Generalised APR-tilting interacts with geometry, particularly via tilting bundles and associated derived equivalences between coherent sheaves and module categories (Novaković, 2015). Construction and mutation of tilting bundles—such as on weighted projective lines of tubular type (Geng, 2019) or on Geigle–Lenzing projective spaces (Chen et al., 20 Mar 2025)—leverages the APR-mutation paradigm for geometric objects. Here, iterated APR mutations enable the construction and connectedness of the tilting graph for such objects, connecting representation theory, noncommutative geometry, and algebraic K-theory.

These geometric generalisations further demonstrate that tilting phenomena transfer between module-theoretic and derived categories, and that mutation operations correspond to deep alterations at the level of derived and t-structure hearts (Chen et al., 20 Mar 2025, Monroy et al., 26 Mar 2025).

6. Applications to Stratified and Directed Algebras

In the context of finite directed categories and stratified or triangular matrix algebras, a generalised APR-tilting module takes the form

$T = Q \oplus \tau^{-1}P_S$

with $P_S$ an indecomposable projective all of whose composition factors are a fixed simple $S$ (Li, 2012). Stratification (i.e., it's possible to write the algebra as an upper-triangular matrix algebra) ensures rigidity and enables explicit computation and verification of the tilting properties via control over their homological invariants.

The existence of such tilting modules has implications for torsion theories and for the structure of module categories over stratified and directed algebras.

7. Impact, Connections, and Further Directions

Generalised APR-tilting has produced:

• Systematic classification schemes for derived equivalence classes of algebras (using tilts, mutations, and reflection functors).
• Explicit computations for endomorphism algebras (e.g., Coxeter–Dynkin algebras via generalised APR-tilting over squid algebras, connecting canonical algebras and singularity theory (Perniok, 22 Sep 2025)).
• Construction of derived equivalences in non-classical settings, including functor categories, derived and dg-categories, and geometric contexts.

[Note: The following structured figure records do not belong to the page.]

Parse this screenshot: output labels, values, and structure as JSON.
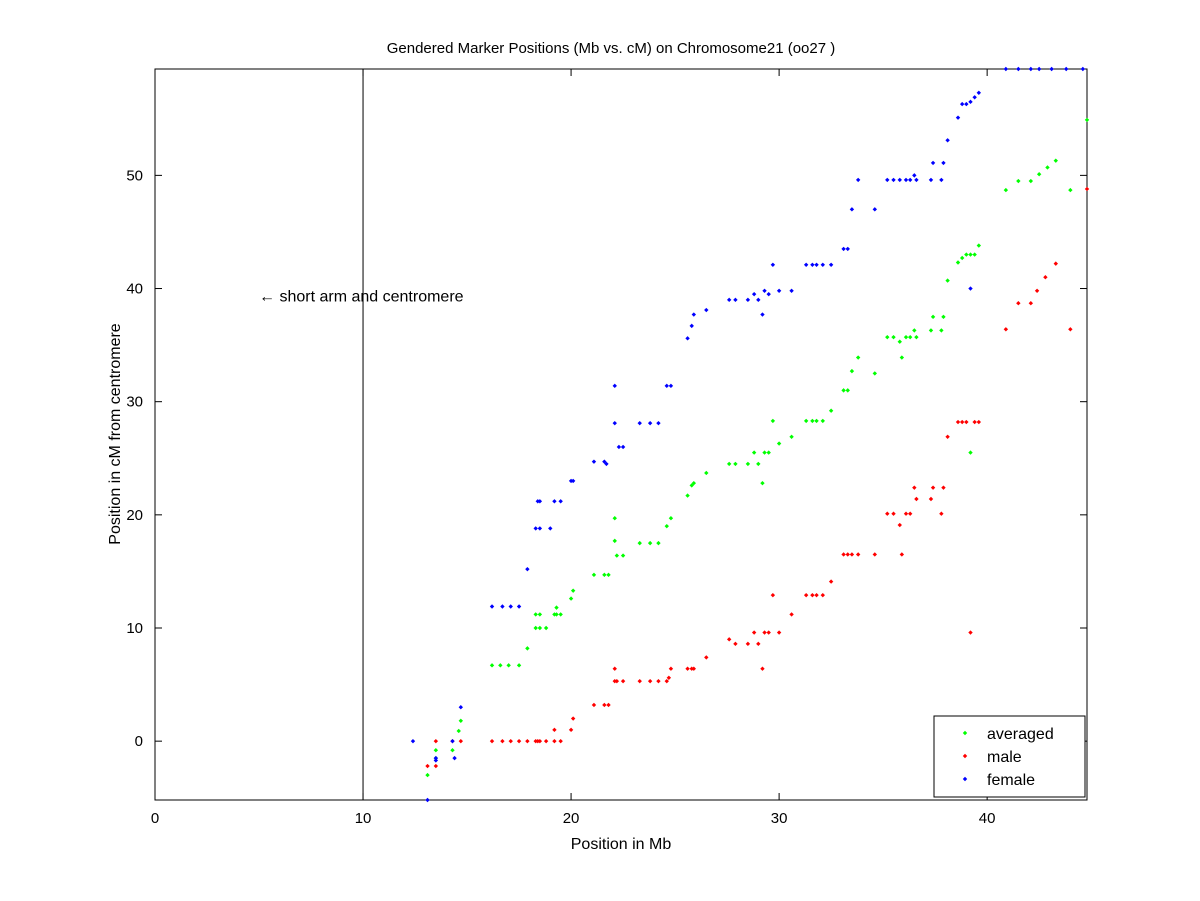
{
  "chart_data": {
    "type": "scatter",
    "title": "Gendered Marker Positions (Mb vs. cM) on Chromosome21 (oo27 )",
    "xlabel": "Position in Mb",
    "ylabel": "Position in cM from centromere",
    "xlim": [
      0,
      44.8
    ],
    "ylim": [
      -5.2,
      59.4
    ],
    "xticks": [
      0,
      10,
      20,
      30,
      40
    ],
    "yticks": [
      0,
      10,
      20,
      30,
      40,
      50
    ],
    "grid": false,
    "legend_placement": "bottom-right",
    "annotation": {
      "text": "← short arm and centromere",
      "x": 5,
      "y": 39.3
    },
    "reference_line": {
      "x": 10
    },
    "series": [
      {
        "name": "averaged",
        "color": "#00ff00",
        "points": [
          [
            13.1,
            -3.0
          ],
          [
            13.5,
            -0.8
          ],
          [
            13.5,
            -1.5
          ],
          [
            14.3,
            -0.8
          ],
          [
            14.6,
            0.9
          ],
          [
            14.7,
            1.8
          ],
          [
            16.2,
            6.7
          ],
          [
            16.6,
            6.7
          ],
          [
            17.0,
            6.7
          ],
          [
            17.5,
            6.7
          ],
          [
            17.9,
            8.2
          ],
          [
            18.3,
            11.2
          ],
          [
            18.3,
            10.0
          ],
          [
            18.5,
            11.2
          ],
          [
            18.5,
            10.0
          ],
          [
            18.8,
            10.0
          ],
          [
            19.2,
            11.2
          ],
          [
            19.3,
            11.8
          ],
          [
            19.3,
            11.2
          ],
          [
            19.5,
            11.2
          ],
          [
            20.0,
            12.6
          ],
          [
            20.1,
            13.3
          ],
          [
            21.1,
            14.7
          ],
          [
            21.6,
            14.7
          ],
          [
            21.8,
            14.7
          ],
          [
            22.1,
            19.7
          ],
          [
            22.1,
            17.7
          ],
          [
            22.2,
            16.4
          ],
          [
            22.5,
            16.4
          ],
          [
            23.3,
            17.5
          ],
          [
            23.8,
            17.5
          ],
          [
            24.2,
            17.5
          ],
          [
            24.6,
            19.0
          ],
          [
            24.8,
            19.7
          ],
          [
            25.6,
            21.7
          ],
          [
            25.8,
            22.6
          ],
          [
            25.9,
            22.8
          ],
          [
            26.5,
            23.7
          ],
          [
            27.6,
            24.5
          ],
          [
            27.9,
            24.5
          ],
          [
            28.5,
            24.5
          ],
          [
            28.8,
            25.5
          ],
          [
            29.0,
            24.5
          ],
          [
            29.2,
            22.8
          ],
          [
            29.3,
            25.5
          ],
          [
            29.5,
            25.5
          ],
          [
            29.7,
            28.3
          ],
          [
            30.0,
            26.3
          ],
          [
            30.6,
            26.9
          ],
          [
            31.3,
            28.3
          ],
          [
            31.6,
            28.3
          ],
          [
            31.8,
            28.3
          ],
          [
            32.1,
            28.3
          ],
          [
            32.5,
            29.2
          ],
          [
            33.1,
            31.0
          ],
          [
            33.3,
            31.0
          ],
          [
            33.5,
            32.7
          ],
          [
            33.8,
            33.9
          ],
          [
            34.6,
            32.5
          ],
          [
            35.2,
            35.7
          ],
          [
            35.5,
            35.7
          ],
          [
            35.8,
            35.3
          ],
          [
            35.9,
            33.9
          ],
          [
            36.1,
            35.7
          ],
          [
            36.3,
            35.7
          ],
          [
            36.5,
            36.3
          ],
          [
            36.6,
            35.7
          ],
          [
            37.3,
            36.3
          ],
          [
            37.4,
            37.5
          ],
          [
            37.8,
            36.3
          ],
          [
            37.9,
            37.5
          ],
          [
            38.1,
            40.7
          ],
          [
            38.6,
            42.3
          ],
          [
            38.8,
            42.7
          ],
          [
            39.0,
            43.0
          ],
          [
            39.2,
            43.0
          ],
          [
            39.4,
            43.0
          ],
          [
            39.6,
            43.8
          ],
          [
            39.2,
            25.5
          ],
          [
            40.9,
            48.7
          ],
          [
            41.5,
            49.5
          ],
          [
            42.1,
            49.5
          ],
          [
            42.5,
            50.1
          ],
          [
            42.9,
            50.7
          ],
          [
            43.3,
            51.3
          ],
          [
            44.0,
            48.7
          ],
          [
            44.8,
            54.9
          ]
        ]
      },
      {
        "name": "male",
        "color": "#ff0000",
        "points": [
          [
            13.1,
            -2.2
          ],
          [
            13.5,
            0
          ],
          [
            13.5,
            -2.2
          ],
          [
            14.3,
            0
          ],
          [
            14.7,
            0
          ],
          [
            16.2,
            0
          ],
          [
            16.7,
            0
          ],
          [
            17.1,
            0
          ],
          [
            17.5,
            0
          ],
          [
            17.9,
            0
          ],
          [
            18.3,
            0
          ],
          [
            18.4,
            0
          ],
          [
            18.5,
            0
          ],
          [
            18.8,
            0
          ],
          [
            19.2,
            0
          ],
          [
            19.2,
            1.0
          ],
          [
            19.5,
            0
          ],
          [
            20.0,
            1.0
          ],
          [
            20.1,
            2.0
          ],
          [
            21.1,
            3.2
          ],
          [
            21.6,
            3.2
          ],
          [
            21.8,
            3.2
          ],
          [
            22.1,
            6.4
          ],
          [
            22.1,
            5.3
          ],
          [
            22.2,
            5.3
          ],
          [
            22.5,
            5.3
          ],
          [
            23.3,
            5.3
          ],
          [
            23.8,
            5.3
          ],
          [
            24.2,
            5.3
          ],
          [
            24.6,
            5.3
          ],
          [
            24.7,
            5.6
          ],
          [
            24.8,
            6.4
          ],
          [
            25.6,
            6.4
          ],
          [
            25.8,
            6.4
          ],
          [
            25.9,
            6.4
          ],
          [
            26.5,
            7.4
          ],
          [
            27.6,
            9.0
          ],
          [
            27.9,
            8.6
          ],
          [
            28.5,
            8.6
          ],
          [
            28.8,
            9.6
          ],
          [
            29.0,
            8.6
          ],
          [
            29.2,
            6.4
          ],
          [
            29.3,
            9.6
          ],
          [
            29.5,
            9.6
          ],
          [
            29.7,
            12.9
          ],
          [
            30.0,
            9.6
          ],
          [
            30.6,
            11.2
          ],
          [
            31.3,
            12.9
          ],
          [
            31.6,
            12.9
          ],
          [
            31.8,
            12.9
          ],
          [
            32.1,
            12.9
          ],
          [
            32.5,
            14.1
          ],
          [
            33.1,
            16.5
          ],
          [
            33.3,
            16.5
          ],
          [
            33.5,
            16.5
          ],
          [
            33.8,
            16.5
          ],
          [
            34.6,
            16.5
          ],
          [
            35.2,
            20.1
          ],
          [
            35.5,
            20.1
          ],
          [
            35.8,
            19.1
          ],
          [
            35.9,
            16.5
          ],
          [
            36.1,
            20.1
          ],
          [
            36.3,
            20.1
          ],
          [
            36.5,
            22.4
          ],
          [
            36.6,
            21.4
          ],
          [
            37.3,
            21.4
          ],
          [
            37.4,
            22.4
          ],
          [
            37.8,
            20.1
          ],
          [
            37.9,
            22.4
          ],
          [
            38.1,
            26.9
          ],
          [
            38.6,
            28.2
          ],
          [
            38.8,
            28.2
          ],
          [
            39.0,
            28.2
          ],
          [
            39.2,
            9.6
          ],
          [
            39.4,
            28.2
          ],
          [
            39.6,
            28.2
          ],
          [
            40.9,
            36.4
          ],
          [
            41.5,
            38.7
          ],
          [
            42.1,
            38.7
          ],
          [
            42.4,
            39.8
          ],
          [
            42.8,
            41.0
          ],
          [
            43.3,
            42.2
          ],
          [
            44.0,
            36.4
          ],
          [
            44.8,
            48.8
          ]
        ]
      },
      {
        "name": "female",
        "color": "#0000ff",
        "points": [
          [
            12.4,
            0
          ],
          [
            13.1,
            -5.2
          ],
          [
            13.5,
            -1.5
          ],
          [
            13.5,
            -1.7
          ],
          [
            14.3,
            0
          ],
          [
            14.4,
            -1.5
          ],
          [
            14.7,
            3.0
          ],
          [
            16.2,
            11.9
          ],
          [
            16.7,
            11.9
          ],
          [
            17.1,
            11.9
          ],
          [
            17.5,
            11.9
          ],
          [
            17.9,
            15.2
          ],
          [
            18.3,
            18.8
          ],
          [
            18.4,
            21.2
          ],
          [
            18.5,
            18.8
          ],
          [
            18.5,
            21.2
          ],
          [
            19.0,
            18.8
          ],
          [
            19.2,
            21.2
          ],
          [
            19.5,
            21.2
          ],
          [
            20.0,
            23.0
          ],
          [
            20.1,
            23.0
          ],
          [
            21.1,
            24.7
          ],
          [
            21.6,
            24.7
          ],
          [
            21.7,
            24.5
          ],
          [
            22.1,
            28.1
          ],
          [
            22.1,
            31.4
          ],
          [
            22.3,
            26.0
          ],
          [
            22.5,
            26.0
          ],
          [
            23.3,
            28.1
          ],
          [
            23.8,
            28.1
          ],
          [
            24.2,
            28.1
          ],
          [
            24.6,
            31.4
          ],
          [
            24.8,
            31.4
          ],
          [
            25.6,
            35.6
          ],
          [
            25.8,
            36.7
          ],
          [
            25.9,
            37.7
          ],
          [
            26.5,
            38.1
          ],
          [
            27.6,
            39.0
          ],
          [
            27.9,
            39.0
          ],
          [
            28.5,
            39.0
          ],
          [
            28.8,
            39.5
          ],
          [
            29.0,
            39.0
          ],
          [
            29.2,
            37.7
          ],
          [
            29.3,
            39.8
          ],
          [
            29.5,
            39.5
          ],
          [
            29.7,
            42.1
          ],
          [
            30.0,
            39.8
          ],
          [
            30.6,
            39.8
          ],
          [
            31.3,
            42.1
          ],
          [
            31.6,
            42.1
          ],
          [
            31.8,
            42.1
          ],
          [
            32.1,
            42.1
          ],
          [
            32.5,
            42.1
          ],
          [
            33.1,
            43.5
          ],
          [
            33.3,
            43.5
          ],
          [
            33.5,
            47.0
          ],
          [
            33.8,
            49.6
          ],
          [
            34.6,
            47.0
          ],
          [
            35.2,
            49.6
          ],
          [
            35.5,
            49.6
          ],
          [
            35.8,
            49.6
          ],
          [
            36.1,
            49.6
          ],
          [
            36.3,
            49.6
          ],
          [
            36.5,
            50.0
          ],
          [
            36.6,
            49.6
          ],
          [
            37.3,
            49.6
          ],
          [
            37.4,
            51.1
          ],
          [
            37.8,
            49.6
          ],
          [
            37.9,
            51.1
          ],
          [
            38.1,
            53.1
          ],
          [
            38.6,
            55.1
          ],
          [
            38.8,
            56.3
          ],
          [
            39.0,
            56.3
          ],
          [
            39.2,
            56.5
          ],
          [
            39.4,
            56.9
          ],
          [
            39.6,
            57.3
          ],
          [
            39.2,
            40.0
          ],
          [
            40.9,
            59.4
          ],
          [
            41.5,
            59.4
          ],
          [
            42.1,
            59.4
          ],
          [
            42.5,
            59.4
          ],
          [
            43.1,
            59.4
          ],
          [
            43.8,
            59.4
          ],
          [
            44.6,
            59.4
          ]
        ]
      }
    ]
  }
}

The universality of generalised APR-tilting is further highlighted by its compatibility with tensor product operations for higher APR-tilting modules (Lu, 2022), and its formalisation in stable homotopy theory, where such tilting results are consequences of stable axiomatic structures (Groth et al., 2014).

Table: Comparison of Generalised APR-Tilting Settings

Context	Key Construction	Distinguishing Properties
Module categories	Replace projective $P$ with $\tau^{-1}(P)$	Yields tilting module, reflects at source/sink
Functor categories	Use tilting subcategory $\mathcal{T}\subset\operatorname{Mod}(C)$	Equivalence between torsion pairs
Higher AR theory	$n$-APR tilting via higher $\tau_n^{-}(P)$	Connects to cluster, CY, and preprojective
Derived/dg-context	Tilting bimodules $T$ between dg-categories	Full derived/tria equivalence
Geometry/Flags	Tilting bundles, mutations via shift/twist	Derived equivalence of $\mathcal{D}^b(X)$, connects to exceptional collections

Generalised APR-tilting has unified and extended methods from classical module theory, combinatorics, noncommutative geometry, and algebraic topology, providing a toolkit for construction, mutation, and classification of algebras, their derived categories, and associated categorical invariants. The theory continues to see further development in higher homological algebra, categorical representation theory, and the paper of derived categories of stacks, schemes, and singular spaces.